The Blackberry Bushes: Concert and Live Webcast
- Events begin promptly at the posted time - doors open half an hour beforehand, so come early to have your choice of seats.
Tickets: $9 advance, $12 at the door.
The Blackberry Bushes are a Sister Sirens Alt-Folk Stringband from the rain-drenched forests of Olympia, Washington. They take a bluegrass instrumentation, draw from the deep roots of American folk music and add influences from Bluegrass, Appalachian old-time, Indie Rock, jazz, and pop. Virtuosic musicianship, compelling arrangements, quick wit, flying tempos, and heavy heel boot dancing are all elements of a live show that is joyous and vibrant with an intention to move the audience in their hearts and out of their seats. The poetic delivery of hypnotizing vocal harmonies and fresh songwriting sets The Blackberry Bushes Stringband apart. Acoustic Americana lovers are continually surprised and delighted by this new bouquet of players on the festival stage.
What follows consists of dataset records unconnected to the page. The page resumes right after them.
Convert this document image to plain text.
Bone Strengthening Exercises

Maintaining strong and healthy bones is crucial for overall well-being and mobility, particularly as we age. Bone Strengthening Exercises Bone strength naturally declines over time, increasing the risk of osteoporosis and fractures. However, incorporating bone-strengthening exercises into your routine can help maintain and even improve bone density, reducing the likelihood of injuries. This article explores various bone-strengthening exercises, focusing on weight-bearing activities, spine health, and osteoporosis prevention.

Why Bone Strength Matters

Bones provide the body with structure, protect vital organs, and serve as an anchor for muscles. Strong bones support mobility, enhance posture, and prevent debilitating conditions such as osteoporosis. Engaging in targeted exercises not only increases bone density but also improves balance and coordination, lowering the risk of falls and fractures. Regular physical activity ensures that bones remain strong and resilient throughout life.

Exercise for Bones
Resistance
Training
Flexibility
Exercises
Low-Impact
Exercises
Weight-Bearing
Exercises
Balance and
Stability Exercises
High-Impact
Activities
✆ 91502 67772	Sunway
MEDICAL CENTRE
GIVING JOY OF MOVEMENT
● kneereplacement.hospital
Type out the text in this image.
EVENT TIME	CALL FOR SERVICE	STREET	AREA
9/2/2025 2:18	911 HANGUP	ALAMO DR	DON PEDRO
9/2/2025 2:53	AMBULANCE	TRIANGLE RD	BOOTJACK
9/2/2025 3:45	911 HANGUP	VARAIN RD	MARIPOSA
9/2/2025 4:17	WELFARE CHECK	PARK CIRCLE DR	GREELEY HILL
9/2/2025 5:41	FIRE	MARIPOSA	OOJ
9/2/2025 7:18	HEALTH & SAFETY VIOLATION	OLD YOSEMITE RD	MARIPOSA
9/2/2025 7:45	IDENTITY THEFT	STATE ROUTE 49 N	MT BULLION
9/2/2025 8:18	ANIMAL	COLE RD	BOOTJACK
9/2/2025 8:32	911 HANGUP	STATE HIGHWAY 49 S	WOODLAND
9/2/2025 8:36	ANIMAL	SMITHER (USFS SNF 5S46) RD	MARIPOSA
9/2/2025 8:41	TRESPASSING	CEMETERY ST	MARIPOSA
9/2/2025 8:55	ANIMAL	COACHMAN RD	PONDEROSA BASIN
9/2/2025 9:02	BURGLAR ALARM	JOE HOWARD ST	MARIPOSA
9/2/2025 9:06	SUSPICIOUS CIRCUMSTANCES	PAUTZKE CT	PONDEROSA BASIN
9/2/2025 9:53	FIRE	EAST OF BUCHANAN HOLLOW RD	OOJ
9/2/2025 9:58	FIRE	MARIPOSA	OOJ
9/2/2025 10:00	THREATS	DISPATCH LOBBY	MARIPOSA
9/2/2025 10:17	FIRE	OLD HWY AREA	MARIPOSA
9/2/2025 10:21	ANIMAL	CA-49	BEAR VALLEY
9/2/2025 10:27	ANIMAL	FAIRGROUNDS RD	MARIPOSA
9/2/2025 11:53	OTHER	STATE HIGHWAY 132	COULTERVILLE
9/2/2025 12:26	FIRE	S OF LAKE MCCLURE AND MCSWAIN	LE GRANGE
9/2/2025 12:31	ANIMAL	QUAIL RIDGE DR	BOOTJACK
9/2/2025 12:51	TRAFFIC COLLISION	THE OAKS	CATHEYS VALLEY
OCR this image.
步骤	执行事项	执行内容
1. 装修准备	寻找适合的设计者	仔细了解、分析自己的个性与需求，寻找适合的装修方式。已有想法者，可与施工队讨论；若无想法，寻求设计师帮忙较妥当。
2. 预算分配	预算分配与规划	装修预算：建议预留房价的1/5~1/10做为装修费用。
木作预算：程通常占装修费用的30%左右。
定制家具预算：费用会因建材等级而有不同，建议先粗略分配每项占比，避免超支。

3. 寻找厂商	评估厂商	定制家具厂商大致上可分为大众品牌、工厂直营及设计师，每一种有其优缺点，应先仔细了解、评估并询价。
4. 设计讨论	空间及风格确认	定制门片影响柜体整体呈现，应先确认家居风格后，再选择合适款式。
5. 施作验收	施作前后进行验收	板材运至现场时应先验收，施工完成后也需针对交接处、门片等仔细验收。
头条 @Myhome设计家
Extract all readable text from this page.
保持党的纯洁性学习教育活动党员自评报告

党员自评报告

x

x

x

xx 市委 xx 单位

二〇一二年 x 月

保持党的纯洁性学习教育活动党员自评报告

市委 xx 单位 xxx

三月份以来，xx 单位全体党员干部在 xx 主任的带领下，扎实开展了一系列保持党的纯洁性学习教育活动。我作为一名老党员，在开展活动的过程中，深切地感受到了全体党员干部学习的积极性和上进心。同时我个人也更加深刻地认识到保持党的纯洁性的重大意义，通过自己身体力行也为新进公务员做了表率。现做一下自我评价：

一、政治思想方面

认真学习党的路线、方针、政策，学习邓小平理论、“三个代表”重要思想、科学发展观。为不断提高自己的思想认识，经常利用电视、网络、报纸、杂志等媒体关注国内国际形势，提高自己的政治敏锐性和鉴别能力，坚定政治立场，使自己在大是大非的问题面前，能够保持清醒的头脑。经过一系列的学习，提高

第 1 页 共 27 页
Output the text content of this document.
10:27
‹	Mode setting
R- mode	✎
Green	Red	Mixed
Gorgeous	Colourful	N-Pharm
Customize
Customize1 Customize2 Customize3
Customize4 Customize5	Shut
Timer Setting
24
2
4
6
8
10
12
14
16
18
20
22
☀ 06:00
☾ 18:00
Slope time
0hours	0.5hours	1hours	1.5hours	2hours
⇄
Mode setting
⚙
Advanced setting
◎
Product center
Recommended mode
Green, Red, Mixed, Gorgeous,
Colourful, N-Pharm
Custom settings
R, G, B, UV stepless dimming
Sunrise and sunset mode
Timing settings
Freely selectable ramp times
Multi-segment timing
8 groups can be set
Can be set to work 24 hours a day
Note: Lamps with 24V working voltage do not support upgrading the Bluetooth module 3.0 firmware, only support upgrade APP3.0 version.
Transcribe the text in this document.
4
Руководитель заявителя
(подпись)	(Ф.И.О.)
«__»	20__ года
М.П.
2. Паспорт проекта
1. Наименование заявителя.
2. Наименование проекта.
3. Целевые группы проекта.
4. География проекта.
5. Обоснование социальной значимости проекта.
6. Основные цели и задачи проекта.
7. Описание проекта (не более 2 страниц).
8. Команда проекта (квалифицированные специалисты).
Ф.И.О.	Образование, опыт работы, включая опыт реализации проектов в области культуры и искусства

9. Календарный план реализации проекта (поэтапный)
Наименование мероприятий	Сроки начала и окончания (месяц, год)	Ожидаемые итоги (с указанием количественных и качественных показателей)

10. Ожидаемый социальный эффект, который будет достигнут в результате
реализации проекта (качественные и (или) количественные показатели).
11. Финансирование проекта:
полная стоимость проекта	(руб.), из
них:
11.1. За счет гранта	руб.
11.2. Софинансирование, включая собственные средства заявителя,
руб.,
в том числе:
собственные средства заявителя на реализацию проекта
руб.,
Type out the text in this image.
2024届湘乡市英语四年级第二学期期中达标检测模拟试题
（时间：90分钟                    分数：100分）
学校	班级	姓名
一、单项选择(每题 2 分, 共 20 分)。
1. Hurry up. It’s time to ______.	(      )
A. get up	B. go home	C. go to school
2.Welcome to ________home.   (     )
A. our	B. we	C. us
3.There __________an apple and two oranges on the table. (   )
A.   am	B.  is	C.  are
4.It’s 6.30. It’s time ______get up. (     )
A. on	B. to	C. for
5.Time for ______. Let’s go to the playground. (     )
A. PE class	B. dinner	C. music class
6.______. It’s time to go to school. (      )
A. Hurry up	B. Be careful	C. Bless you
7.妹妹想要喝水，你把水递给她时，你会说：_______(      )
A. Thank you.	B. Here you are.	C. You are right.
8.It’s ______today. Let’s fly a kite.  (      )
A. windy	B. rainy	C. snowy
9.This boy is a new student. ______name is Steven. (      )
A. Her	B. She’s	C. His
“Their blend of traditional Bluegrass and Folk elements with more contemporary sounds has an appeal not seen since Nickel Creek or The Be Good Tanyas.” (Joseph Kyle The Big Takeover)
The Bushes’ debut studio album, “Little Bit of Grace” released in 2010, spent more than 6 weeks on the Roots Radio Report International Bluegrass Chart for Independent Radio, topping out at #19, and was one of the only self released albums to appear on that chart during that time. KVMR Nevada City DJ Che Greenwood had this to say about it: “I’m enchanted! Harmony as sweet as Uncle Earl, and destined for my top 5 albums of the year”.
Jes Raymond first started singing in a church children’s choir in her hometown of White River Junction, Vermont. She played the trumpet in her high school marching band, and yes, she went to band camp. Her parents were avid bluegrass fans, but it was in North Carolina where she was a music major at UNC that she found her own love for the “mountain sound”. She picked up a used guitar, and has followed it wherever it has led. She is the recipient of the Jackstraw Productions Recording Award and the Seattle City Artist Award.
Kendl Winter comes from Central Arkansas. Both of her parents are professional musicians; her mother plays the cello; her father plays the trombone. Her own musical passion arose with the underground punk scene in Arkansas, and she followed that connection to Olympia, WA, which has long been a center for punk and alternative music. She is a recording artist on Olympia’s Indie label: K Records. Kendl began playing the banjo almost the same week that she met Jes. The Blackberry Bushes was born and became a canvas for their experimentations and learning.
Jakob Breitbach first learned to play the fiddle when he was 3 years old with a paperback copy of “The Hobbit” and a wooden spoon. When he was eight years old he was called on stage to play with the grandfather of bluegrass, Bill Monroe. He earned his degree in Jazz Violin from Cornish College of the Arts and continues to study with his mentor Paul Anastasio. He has toured with The Asylum Street Spankers out of Austin, TX, and in an orchestra with Yo-Yo Ma.